Music of Bates and Clyne in spotlight at MusicNOW

02.04.14
Mason Bates
Chicago Classical Review

By Lawrence A. Johnson

The Chicago Symphony Orchestra had a big day Monday with the announcement of the 2014-15 season and the news that Riccardo Muti’s contract has been extended through 2020.

That may have accounted for Monday night’s MusicNOW concert at the Harris Theater starting 15 minutes late. The concert, however, capped off a busy day for the CSO in superb style with one of the most consistent programs heard at this new-music series in recent years. Both of the CSO’s composers-in-residence, Mason Bates and Anna Clyne, were represented.

Bates’ String Band (2002) is an early work—if any work can be considered early for a 37-year-old composer. Despite his renown for use of electronica and hard-driving percussion, Bates’s music is often strongest when he eschews the plugged-in hipster tropes for more traditional forces.

String Band is scored for classical piano trio (violin, cello and piano) although the piano is prepared with screws and pencil erasers to give it a “twangy” sound and prevent it from overpowering the strings.

Bates’ unapologetic mining of populist Americana is one of his most likable musical qualities. String Band begins with a seesawing bluegrass-like tune for the strings, which segues into faster music, backed by a repeated-note insistence in the piano. The string music becomes more rhythmic and bluesy against the piano’s pointillist piano notes, before a highly expressive theme emerges, here led by Yuan-Qing Yu’s sweet-toned violin. The music slows down and becomes more widely spaced with the resonating strings achieving a kind of uneasy solace before a final flourish.


String Band is one of Bates’ most successful works, and was given stellar advocacy in a polished, highly energized performance by violinist Yu, cellist Kenneth Olsen and pianist Winston Choi.

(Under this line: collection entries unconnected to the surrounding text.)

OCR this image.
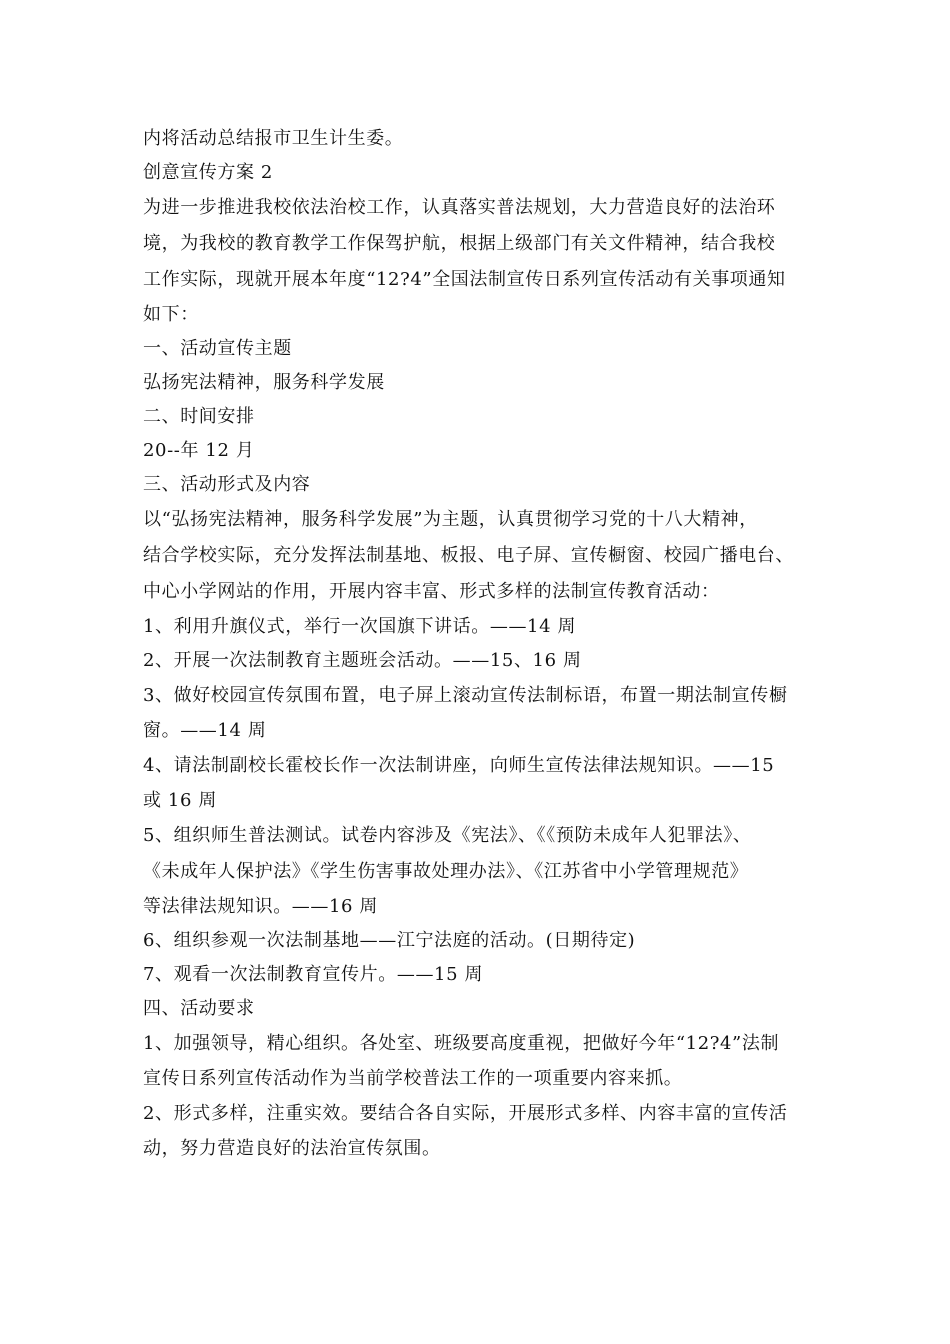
内将活动总结报市卫生计生委。
创意宣传方案 2
为进一步推进我校依法治校工作，认真落实普法规划，大力营造良好的法治环
境，为我校的教育教学工作保驾护航，根据上级部门有关文件精神，结合我校
工作实际，现就开展本年度“12?4”全国法制宣传日系列宣传活动有关事项通知
如下：
一、活动宣传主题
弘扬宪法精神，服务科学发展
二、时间安排
20--年 12 月
三、活动形式及内容
以“弘扬宪法精神，服务科学发展”为主题，认真贯彻学习党的十八大精神，
结合学校实际，充分发挥法制基地、板报、电子屏、宣传橱窗、校园广播电台、
中心小学网站的作用，开展内容丰富、形式多样的法制宣传教育活动：
1、利用升旗仪式，举行一次国旗下讲话。——14 周
2、开展一次法制教育主题班会活动。——15、16 周
3、做好校园宣传氛围布置，电子屏上滚动宣传法制标语，布置一期法制宣传橱
窗。——14 周
4、请法制副校长霍校长作一次法制讲座，向师生宣传法律法规知识。——15
或 16 周
5、组织师生普法测试。试卷内容涉及《宪法》、《《预防未成年人犯罪法》、
《未成年人保护法》《学生伤害事故处理办法》、《江苏省中小学管理规范》
等法律法规知识。——16 周
6、组织参观一次法制基地——江宁法庭的活动。(日期待定)
7、观看一次法制教育宣传片。——15 周
四、活动要求
1、加强领导，精心组织。各处室、班级要高度重视，把做好今年“12?4”法制
宣传日系列宣传活动作为当前学校普法工作的一项重要内容来抓。
2、形式多样，注重实效。要结合各自实际，开展形式多样、内容丰富的宣传活
动，努力营造良好的法治宣传氛围。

Martin Matalon’s heavy accent made his video introduction a bit difficult to understand, yet the Argentinian-French composer’s Traces II spoke most eloquently in its U.S. premiere.

Unlike many electronic pieces which rely on gestural effects or a bewildering farrago of squeaks and squawks, Traces II is the real thing. Scored for amplified solo viola, the work is cast in three continuous movements, spanning fifteen minutes. Matalon conjures up a wide array of contrasted material for the hard-working soloist, whose amplified playing and echoed riffs create a fusillade of unearthly amped sonorities.

Weijing Wang served up a gripping tour de force performance of this heavy-metal viola showpiece. She blazed through the complex demands and bravura writing, the electronic rumbles, echoes and variegated sounds from her live playing ricocheting around the theater.

Anna Clyne was probably tempting fate by calling her latest work Postponeless Creature. The world premiere slated for Monday’s program was, aptly enough, postponed. Few likely felt shortchanged though with the performance of Clyne’s The Lost Thought, which was heard instead.

The work is inspired by a short Emily Dickinson poem and scored for three female voices and large mixed chamber ensemble: string quartet, three flutes, bassoon doubling on contrabassoon, timpani, percussion and harpsichord.

The Lost Thought is part of a larger planned multimedia work of Clyne’s that will encompass five Dickinson poems (the first part, As Sudden Shut, was performed at MusicNOW a year ago).

Yet The Lost Thought stands on its own very well. For one who came to composing fairly late, Clyne has a striking gift for creating a distinctive sonic landscape, mixing timbres and multihued textures within a concise and effective dramatic framework.

Despite the large forces, Clyne wields them in an often subtle and allusive way. The three singers perform the Dickinson texts, the stanzas of which alternate and become irregular. The music initially has a quaint, 19th-century feel to it, the piquant harpsichord somehow evoking the bourgeois parlor of the poet’s Amherst home.

Yet, as with Dickinson’s poem, the surface simplicity is slowly peeled away. The voices and layered sonorities convey the poet’s words yet gradually reflect the unspoken darker emotions underneath the texts, with fractured rhythms and edgy, undulating, shape-shifting sonorities.

Conductor Robert Moody did a first-class job with Clyne’s challenging music, eliciting an eloquent, strongly projected and deftly balanced performance. Sopranos Kathleen O’Brien Dietz and Kathryn Kamp and mezzo-soprano Elizabeth A. Grizzell performed the challenging vocal lines with flexible, atmospheric singing and the chamber ensemble provided yeoman support.